Different types of AI algorithms are available to help researchers to classify and mine databases. Three branches of AI techniques are symbolic Machine Learning (ML), Neural Networks (NN) / Deep Learning (DL), and genetic algorithms (GAs). ML methods are usually classified into three categories, Supervised Learning (SL), Unsupervised Learning (UL), and Reinforcement Learning (RL). ML is the form of AI that enables machines to learn to make decisions from data with minimal or no human input and provide algorithms that govern the learning process. Concerning the other two branches of AI techniques, DL is often employed to classify diseases while GAs are extensively used for optimization and search purposes—both techniques operating on large biomedical data with excellent results.
Cells, the fundamental units of life and the building blocks for various helpful and harmful tissues, are characterized by different genomic factors that surely affect their identity and function. Given a population of numerous heterogeneous cells, single-cell RNA-sequencing is helpful to screen the levels of gene expression in every cell individually as contrasted to measure cell-population-level-based average expression (i.e., bulk RNA-sequencing). While most AI techniques are too “greedy” for standard bulk sequencing data problems (wherein the number of features measured far exceeds the number of samples), scRNA-seq data provides sample sizes generous enough to take full advantage of these powerful and flexible AI tools. As single-cell sequencing approaches become less expensive and data become more readily available, researchers will need tomorrow’s generation of AI techniques designed for scRNA-seq data developed today.
In order to showcase the features of AI and their application in the field of computational genomics, the scope of this issue broadly covers (but is not limited to) the following aspects:
• AI algorithms [viz., DL, ML, GA, Ensemble learning (EL)] in scRNA-seq data for multi-purpose objectives such as signature detection, cell clustering, rare cell detection.

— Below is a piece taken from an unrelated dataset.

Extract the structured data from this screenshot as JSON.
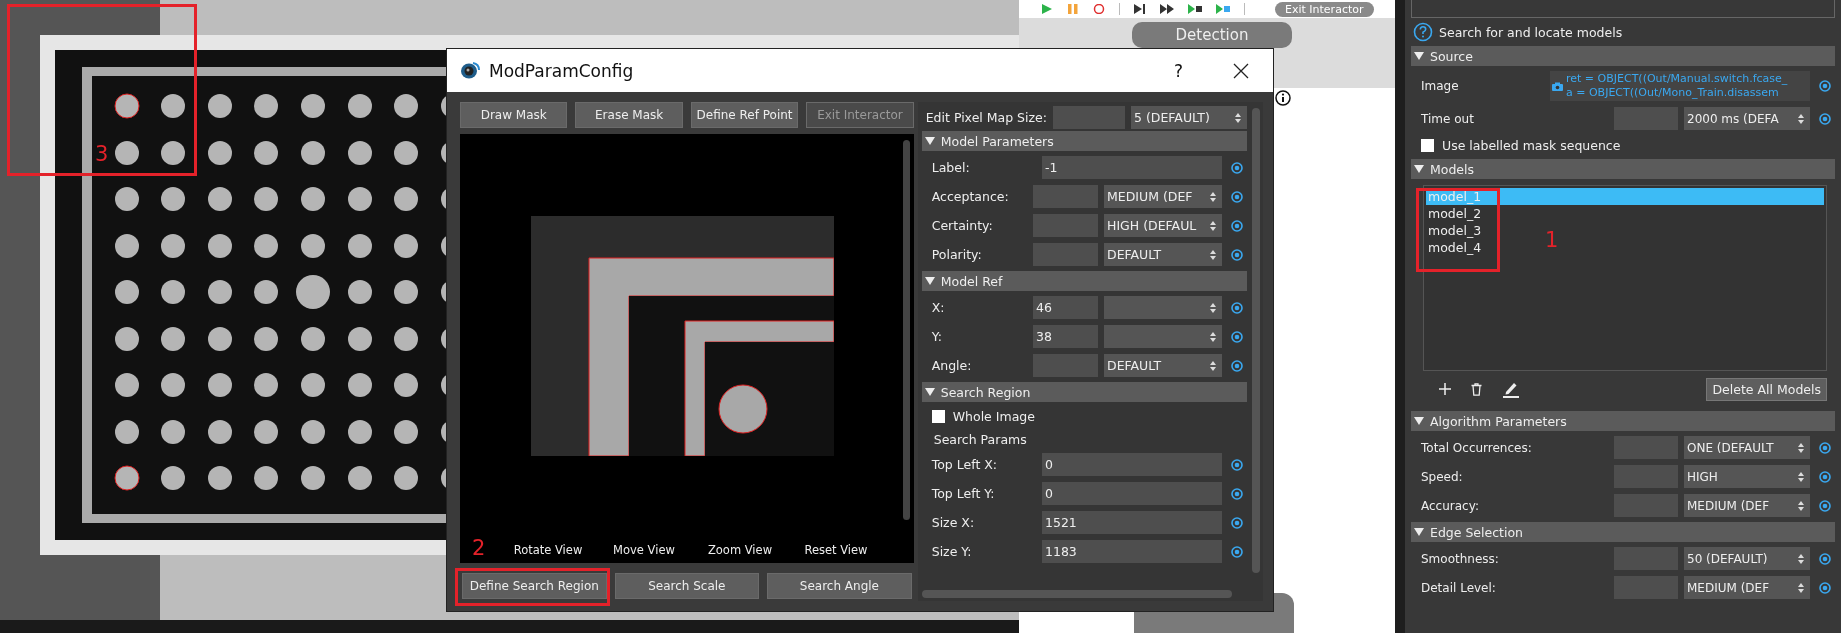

• DL, ML, GA, Ensemble learning (EL) algorithms for the prediction of phenotypic traits and diseases from various omics profiles.
• Classification model (e.g., SVM model) for physiological data segmentation and analysis, disease progression prediction, and diagnosis.
• Pattern identification and tracking disease transmission through ML techniques.
• Role of AI in precision medicine, such as combining ML, DL with human pathologists to improve the success rate of diagnosis.
• Multi-omics data integration using ML, DL, and EL strategies (e.g., non-matrix factorization, multiple kernel fusion, etc.).
• Translating the cancer genomics into precision medicine through using AI methods.
• Identification of circRNAs, lncRNAs, and piRNAs using ML, DL methods.
• Prediction of the sequence specificities of DNA- and RNA-binding proteins, enhancers, and other regulatory regions by ML, DL, EL.
• Genetic or epigenetic marker discovery, module detection, hub gene finding, differential expression/methylation analysis using feature selection, ML, DL, GA, EL.
• Multi-objective optimization, regression-based GA, ML algorithms on multi-omics scRNA-seq data.
• Performing AI analysis on the patterns within the subset of a population that present similar clinical phenotypes of complex and deadly diseases.
Keywords: machine learning, deep learning, regulatory network, miRNA, transcription factor, scRNA sequencing, single cell, multi omics, multiple kernel fusion, graph theory, disease subtyping, big data, artificial intelligence, genetic algorithms, ensemble learning
Important Note: All contributions to this Research Topic must be within the scope of the section and journal to which they are submitted, as defined in their mission statements. Frontiers reserves the right to guide an out-of-scope manuscript to a more suitable section or journal at any stage of peer review.